For many people that was an ominous statement. They know what targeted support translates as: it means they won’t be getting it.

It’s entirely understandable why Jeremy Hunt felt the need to limit the energy price guarantee, it was predicted to be hugely expensive, amounted to something of a blank cheque and did little to promote energy efficiency. Yet, it is not the fault of British households that their energy bills have sky-rocketed and they did need help across the board.

They are not to blame for years of government mismanagement of the energy market, a move to renewable energy that somehow still left us paying fossil fuel prices, and a shift to being overly reliant on foreign gas while closing storage facilities. Vladmir Putin has weaponised energy prices in his war on Ukraine and you could also question whether the impact of that is something that should really be laid at the door of ordinary people’s energy bills too.

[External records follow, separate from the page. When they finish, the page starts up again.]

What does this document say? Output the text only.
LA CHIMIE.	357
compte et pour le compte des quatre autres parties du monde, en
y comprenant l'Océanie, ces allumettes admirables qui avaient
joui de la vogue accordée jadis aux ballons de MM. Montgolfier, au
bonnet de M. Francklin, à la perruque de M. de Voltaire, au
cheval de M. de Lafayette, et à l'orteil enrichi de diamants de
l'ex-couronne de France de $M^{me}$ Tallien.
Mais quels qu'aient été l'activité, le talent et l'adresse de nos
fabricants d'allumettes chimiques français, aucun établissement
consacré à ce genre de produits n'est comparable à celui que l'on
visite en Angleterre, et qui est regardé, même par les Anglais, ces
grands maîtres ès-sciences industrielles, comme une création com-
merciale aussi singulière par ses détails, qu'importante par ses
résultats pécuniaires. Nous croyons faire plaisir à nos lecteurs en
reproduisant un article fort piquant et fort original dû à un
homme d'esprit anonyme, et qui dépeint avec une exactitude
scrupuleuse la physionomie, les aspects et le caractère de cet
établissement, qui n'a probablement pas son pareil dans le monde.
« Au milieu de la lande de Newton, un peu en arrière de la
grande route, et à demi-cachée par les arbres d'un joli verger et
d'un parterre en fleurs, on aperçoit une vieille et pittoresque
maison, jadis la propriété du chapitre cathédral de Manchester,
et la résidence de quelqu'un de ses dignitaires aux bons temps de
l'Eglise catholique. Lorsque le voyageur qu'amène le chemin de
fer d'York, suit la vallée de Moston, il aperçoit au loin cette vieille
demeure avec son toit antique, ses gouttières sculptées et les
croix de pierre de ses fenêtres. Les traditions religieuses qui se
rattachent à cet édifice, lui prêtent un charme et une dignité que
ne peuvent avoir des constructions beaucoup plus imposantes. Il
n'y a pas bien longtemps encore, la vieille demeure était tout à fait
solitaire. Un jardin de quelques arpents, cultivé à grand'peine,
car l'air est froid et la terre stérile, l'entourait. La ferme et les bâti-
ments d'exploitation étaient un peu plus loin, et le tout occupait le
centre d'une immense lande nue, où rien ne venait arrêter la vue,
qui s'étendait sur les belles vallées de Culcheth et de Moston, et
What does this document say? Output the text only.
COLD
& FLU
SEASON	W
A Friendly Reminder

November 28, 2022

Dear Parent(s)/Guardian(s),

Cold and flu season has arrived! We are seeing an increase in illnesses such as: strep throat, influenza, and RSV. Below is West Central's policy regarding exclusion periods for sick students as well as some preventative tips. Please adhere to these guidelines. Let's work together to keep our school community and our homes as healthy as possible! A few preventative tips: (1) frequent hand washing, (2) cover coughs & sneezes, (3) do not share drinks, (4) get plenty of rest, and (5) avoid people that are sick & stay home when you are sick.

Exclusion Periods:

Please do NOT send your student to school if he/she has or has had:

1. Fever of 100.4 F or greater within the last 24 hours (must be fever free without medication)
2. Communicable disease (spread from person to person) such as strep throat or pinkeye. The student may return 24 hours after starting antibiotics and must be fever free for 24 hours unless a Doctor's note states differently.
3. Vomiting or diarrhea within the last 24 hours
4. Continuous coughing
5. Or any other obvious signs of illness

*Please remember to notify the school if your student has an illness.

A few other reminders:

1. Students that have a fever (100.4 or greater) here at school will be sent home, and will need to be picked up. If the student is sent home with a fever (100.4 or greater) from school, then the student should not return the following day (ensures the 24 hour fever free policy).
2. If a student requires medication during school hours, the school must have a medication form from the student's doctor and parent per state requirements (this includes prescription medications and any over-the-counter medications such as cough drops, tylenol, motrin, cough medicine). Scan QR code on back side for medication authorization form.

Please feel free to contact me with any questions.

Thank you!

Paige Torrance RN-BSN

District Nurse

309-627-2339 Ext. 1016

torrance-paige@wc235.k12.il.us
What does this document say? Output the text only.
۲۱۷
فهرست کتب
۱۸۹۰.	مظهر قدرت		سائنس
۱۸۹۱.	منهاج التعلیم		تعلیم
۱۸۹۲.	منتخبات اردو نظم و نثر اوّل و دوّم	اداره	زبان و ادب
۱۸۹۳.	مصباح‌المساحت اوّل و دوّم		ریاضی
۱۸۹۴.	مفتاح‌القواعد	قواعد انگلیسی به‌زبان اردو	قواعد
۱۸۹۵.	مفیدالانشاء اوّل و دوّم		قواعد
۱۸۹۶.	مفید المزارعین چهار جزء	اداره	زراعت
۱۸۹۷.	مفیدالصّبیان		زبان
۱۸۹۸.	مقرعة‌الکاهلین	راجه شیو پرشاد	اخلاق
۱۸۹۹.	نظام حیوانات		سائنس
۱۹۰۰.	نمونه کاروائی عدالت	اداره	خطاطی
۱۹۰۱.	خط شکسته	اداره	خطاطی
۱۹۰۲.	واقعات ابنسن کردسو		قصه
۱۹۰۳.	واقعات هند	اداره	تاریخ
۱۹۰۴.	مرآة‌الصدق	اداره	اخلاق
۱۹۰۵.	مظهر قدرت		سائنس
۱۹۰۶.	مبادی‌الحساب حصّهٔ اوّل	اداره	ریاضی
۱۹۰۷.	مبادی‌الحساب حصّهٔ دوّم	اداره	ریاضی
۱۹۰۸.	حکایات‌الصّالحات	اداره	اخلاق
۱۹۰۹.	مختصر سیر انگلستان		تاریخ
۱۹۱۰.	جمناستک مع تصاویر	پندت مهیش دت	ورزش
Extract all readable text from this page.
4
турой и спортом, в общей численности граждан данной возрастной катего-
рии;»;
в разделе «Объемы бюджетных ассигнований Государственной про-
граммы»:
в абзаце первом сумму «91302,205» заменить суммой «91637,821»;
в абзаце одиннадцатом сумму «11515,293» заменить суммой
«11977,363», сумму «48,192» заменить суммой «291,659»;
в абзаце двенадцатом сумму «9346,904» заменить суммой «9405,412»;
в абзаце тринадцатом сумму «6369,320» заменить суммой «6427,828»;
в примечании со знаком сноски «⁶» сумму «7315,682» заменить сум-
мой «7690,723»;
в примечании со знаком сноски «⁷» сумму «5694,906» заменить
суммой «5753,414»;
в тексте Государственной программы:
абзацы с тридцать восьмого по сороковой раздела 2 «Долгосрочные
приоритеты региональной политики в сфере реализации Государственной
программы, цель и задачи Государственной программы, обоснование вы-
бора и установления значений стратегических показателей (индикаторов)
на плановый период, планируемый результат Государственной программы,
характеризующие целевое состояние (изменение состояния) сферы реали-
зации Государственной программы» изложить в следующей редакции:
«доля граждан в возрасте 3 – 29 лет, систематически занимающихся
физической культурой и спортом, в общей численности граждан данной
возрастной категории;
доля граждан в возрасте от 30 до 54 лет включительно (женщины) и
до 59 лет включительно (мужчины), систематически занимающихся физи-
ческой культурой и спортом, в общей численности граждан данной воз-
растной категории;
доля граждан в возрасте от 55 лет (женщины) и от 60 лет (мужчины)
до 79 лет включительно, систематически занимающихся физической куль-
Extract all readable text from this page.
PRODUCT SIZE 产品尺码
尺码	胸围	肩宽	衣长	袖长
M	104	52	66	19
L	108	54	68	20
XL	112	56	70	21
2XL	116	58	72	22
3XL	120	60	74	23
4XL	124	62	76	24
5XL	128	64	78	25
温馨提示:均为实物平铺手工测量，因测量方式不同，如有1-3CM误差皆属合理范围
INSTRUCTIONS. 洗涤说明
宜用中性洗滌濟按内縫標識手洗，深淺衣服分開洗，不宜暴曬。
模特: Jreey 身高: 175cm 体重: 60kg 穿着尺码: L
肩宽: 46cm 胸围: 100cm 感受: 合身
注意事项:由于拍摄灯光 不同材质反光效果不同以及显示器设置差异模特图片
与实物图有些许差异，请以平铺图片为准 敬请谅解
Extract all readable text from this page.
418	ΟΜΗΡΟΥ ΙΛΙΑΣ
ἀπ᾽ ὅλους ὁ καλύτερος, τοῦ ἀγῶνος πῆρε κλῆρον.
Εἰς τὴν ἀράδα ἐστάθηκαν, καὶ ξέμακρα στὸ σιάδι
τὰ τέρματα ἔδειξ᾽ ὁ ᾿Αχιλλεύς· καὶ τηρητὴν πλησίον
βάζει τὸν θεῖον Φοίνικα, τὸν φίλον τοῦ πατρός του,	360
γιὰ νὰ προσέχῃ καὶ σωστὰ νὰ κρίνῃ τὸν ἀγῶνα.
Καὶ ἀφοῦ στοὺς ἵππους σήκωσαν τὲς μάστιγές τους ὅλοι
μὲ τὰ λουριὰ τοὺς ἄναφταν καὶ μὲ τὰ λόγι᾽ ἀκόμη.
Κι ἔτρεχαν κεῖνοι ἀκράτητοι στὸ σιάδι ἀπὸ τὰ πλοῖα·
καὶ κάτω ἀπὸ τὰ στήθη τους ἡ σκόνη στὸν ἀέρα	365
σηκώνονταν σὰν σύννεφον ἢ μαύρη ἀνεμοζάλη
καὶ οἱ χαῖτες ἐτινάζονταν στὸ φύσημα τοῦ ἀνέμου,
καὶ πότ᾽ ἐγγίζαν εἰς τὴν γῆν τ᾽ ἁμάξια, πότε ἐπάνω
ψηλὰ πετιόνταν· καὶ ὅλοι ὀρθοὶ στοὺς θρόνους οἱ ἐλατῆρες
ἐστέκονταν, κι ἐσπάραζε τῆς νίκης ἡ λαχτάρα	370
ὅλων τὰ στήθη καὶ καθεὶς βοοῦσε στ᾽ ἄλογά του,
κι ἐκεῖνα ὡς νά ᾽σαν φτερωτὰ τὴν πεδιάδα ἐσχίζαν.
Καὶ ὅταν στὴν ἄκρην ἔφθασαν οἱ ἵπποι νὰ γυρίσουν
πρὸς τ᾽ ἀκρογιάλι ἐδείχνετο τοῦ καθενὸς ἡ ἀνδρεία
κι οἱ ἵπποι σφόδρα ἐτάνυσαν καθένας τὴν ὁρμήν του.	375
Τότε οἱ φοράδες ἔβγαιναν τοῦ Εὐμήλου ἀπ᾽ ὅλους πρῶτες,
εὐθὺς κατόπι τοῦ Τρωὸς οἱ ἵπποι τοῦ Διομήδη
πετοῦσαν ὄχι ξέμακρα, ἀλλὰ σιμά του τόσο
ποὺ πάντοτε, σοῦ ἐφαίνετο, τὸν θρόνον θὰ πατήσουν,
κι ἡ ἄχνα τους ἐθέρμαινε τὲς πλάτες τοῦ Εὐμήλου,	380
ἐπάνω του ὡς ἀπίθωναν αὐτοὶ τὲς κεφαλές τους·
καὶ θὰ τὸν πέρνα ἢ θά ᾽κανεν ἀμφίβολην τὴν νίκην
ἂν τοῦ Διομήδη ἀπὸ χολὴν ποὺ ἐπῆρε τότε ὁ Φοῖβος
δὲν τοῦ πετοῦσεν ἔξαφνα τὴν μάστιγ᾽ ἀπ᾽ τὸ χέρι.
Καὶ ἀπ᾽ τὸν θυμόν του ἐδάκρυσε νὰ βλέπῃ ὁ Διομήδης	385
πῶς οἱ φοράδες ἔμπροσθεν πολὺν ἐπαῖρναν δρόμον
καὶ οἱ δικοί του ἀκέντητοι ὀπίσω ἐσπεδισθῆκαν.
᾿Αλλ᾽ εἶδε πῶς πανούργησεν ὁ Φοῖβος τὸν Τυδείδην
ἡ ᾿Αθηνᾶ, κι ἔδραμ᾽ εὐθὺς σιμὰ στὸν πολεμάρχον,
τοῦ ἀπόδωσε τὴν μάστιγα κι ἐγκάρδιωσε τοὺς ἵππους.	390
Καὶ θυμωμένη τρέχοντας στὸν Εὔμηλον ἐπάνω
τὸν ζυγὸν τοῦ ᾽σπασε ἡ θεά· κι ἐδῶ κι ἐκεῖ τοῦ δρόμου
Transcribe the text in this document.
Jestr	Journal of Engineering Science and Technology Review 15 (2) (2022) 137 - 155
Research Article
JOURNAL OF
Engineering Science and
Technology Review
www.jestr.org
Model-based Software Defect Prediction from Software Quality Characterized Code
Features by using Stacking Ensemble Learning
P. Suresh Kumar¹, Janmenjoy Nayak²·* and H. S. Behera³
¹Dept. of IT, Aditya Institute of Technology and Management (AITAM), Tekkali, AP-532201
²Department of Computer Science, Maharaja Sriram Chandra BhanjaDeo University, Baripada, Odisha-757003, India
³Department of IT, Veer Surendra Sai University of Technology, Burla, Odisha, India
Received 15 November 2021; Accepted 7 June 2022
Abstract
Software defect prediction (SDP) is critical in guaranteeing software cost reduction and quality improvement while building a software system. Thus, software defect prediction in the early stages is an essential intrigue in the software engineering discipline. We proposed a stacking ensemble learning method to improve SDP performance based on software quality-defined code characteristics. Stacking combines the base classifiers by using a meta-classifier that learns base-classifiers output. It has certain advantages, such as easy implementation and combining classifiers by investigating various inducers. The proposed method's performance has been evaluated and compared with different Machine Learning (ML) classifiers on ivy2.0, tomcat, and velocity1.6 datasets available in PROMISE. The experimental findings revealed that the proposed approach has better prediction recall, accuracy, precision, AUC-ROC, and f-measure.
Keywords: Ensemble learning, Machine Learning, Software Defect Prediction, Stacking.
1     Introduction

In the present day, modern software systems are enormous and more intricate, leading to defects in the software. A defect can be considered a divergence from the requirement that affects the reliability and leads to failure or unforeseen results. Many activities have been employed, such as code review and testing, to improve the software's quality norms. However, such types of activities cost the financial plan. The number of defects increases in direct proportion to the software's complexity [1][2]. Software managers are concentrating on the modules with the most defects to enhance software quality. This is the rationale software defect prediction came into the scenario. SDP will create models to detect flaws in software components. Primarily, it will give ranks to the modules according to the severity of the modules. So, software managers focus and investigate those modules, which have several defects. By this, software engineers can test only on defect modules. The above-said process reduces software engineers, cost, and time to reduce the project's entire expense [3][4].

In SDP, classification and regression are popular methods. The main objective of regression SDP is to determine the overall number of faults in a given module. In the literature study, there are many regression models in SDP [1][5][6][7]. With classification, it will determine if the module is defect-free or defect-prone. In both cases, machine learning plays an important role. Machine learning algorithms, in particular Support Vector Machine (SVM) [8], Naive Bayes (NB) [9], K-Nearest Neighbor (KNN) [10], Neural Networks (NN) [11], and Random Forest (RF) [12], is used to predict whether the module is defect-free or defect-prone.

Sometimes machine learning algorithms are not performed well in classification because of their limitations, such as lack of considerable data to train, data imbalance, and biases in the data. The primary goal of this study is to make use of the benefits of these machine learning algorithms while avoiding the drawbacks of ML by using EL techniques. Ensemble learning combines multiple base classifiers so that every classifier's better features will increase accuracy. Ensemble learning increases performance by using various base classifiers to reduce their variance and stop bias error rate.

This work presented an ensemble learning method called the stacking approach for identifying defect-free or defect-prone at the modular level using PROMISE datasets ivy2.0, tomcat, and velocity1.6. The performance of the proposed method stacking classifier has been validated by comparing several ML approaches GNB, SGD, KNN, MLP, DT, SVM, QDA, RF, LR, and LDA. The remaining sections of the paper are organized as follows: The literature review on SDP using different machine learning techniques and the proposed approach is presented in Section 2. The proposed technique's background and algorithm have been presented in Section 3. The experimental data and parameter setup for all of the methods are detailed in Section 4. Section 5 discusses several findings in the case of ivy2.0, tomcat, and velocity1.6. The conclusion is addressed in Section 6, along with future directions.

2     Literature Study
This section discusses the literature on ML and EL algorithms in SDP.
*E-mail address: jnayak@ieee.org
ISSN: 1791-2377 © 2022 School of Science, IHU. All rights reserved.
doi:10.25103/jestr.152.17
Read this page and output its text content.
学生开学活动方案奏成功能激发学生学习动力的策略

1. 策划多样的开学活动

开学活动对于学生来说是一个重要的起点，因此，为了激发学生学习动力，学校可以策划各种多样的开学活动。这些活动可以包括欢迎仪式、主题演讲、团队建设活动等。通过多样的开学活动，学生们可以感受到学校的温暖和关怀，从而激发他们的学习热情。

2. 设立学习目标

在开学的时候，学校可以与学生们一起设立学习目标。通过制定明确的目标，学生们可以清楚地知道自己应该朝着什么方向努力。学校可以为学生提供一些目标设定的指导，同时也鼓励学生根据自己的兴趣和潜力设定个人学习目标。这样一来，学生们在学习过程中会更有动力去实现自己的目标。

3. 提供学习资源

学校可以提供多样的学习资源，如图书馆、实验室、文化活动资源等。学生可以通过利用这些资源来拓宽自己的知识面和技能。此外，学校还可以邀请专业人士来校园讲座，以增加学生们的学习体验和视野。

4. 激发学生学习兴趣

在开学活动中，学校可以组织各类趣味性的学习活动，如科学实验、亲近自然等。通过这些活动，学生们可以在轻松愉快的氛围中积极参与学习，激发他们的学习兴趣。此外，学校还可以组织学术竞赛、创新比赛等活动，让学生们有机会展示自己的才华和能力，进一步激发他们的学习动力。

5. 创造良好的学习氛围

The energy price guarantee was an imperfect emergency solution, but the general reaction was that in the absence of any better ideas it at least provided help to all - avoiding awkward cliff edges and winning the support of the higher-earning taxpayers who will end up paying most for it – and gave people certainty.

Markets also had no problem with it, gilt yields didn’t even budge when it was announced despite immediate forecasts of the eye-watering cost. But now the energy bills certainty for households has been blown out the water and people will hunker down further.

This is likely to lead to a more painful recession and unless a solution is come up with swiftly, we’ll spend the next six months debating what it could be and how bad bills will get. To my mind, even if the new Chancellor wanted to limit the energy price guarantee it would have been wise to sit tight until a replacement had been come up with, or energy prices looked as if they would fall, and spare Britain’s households another dose of worry.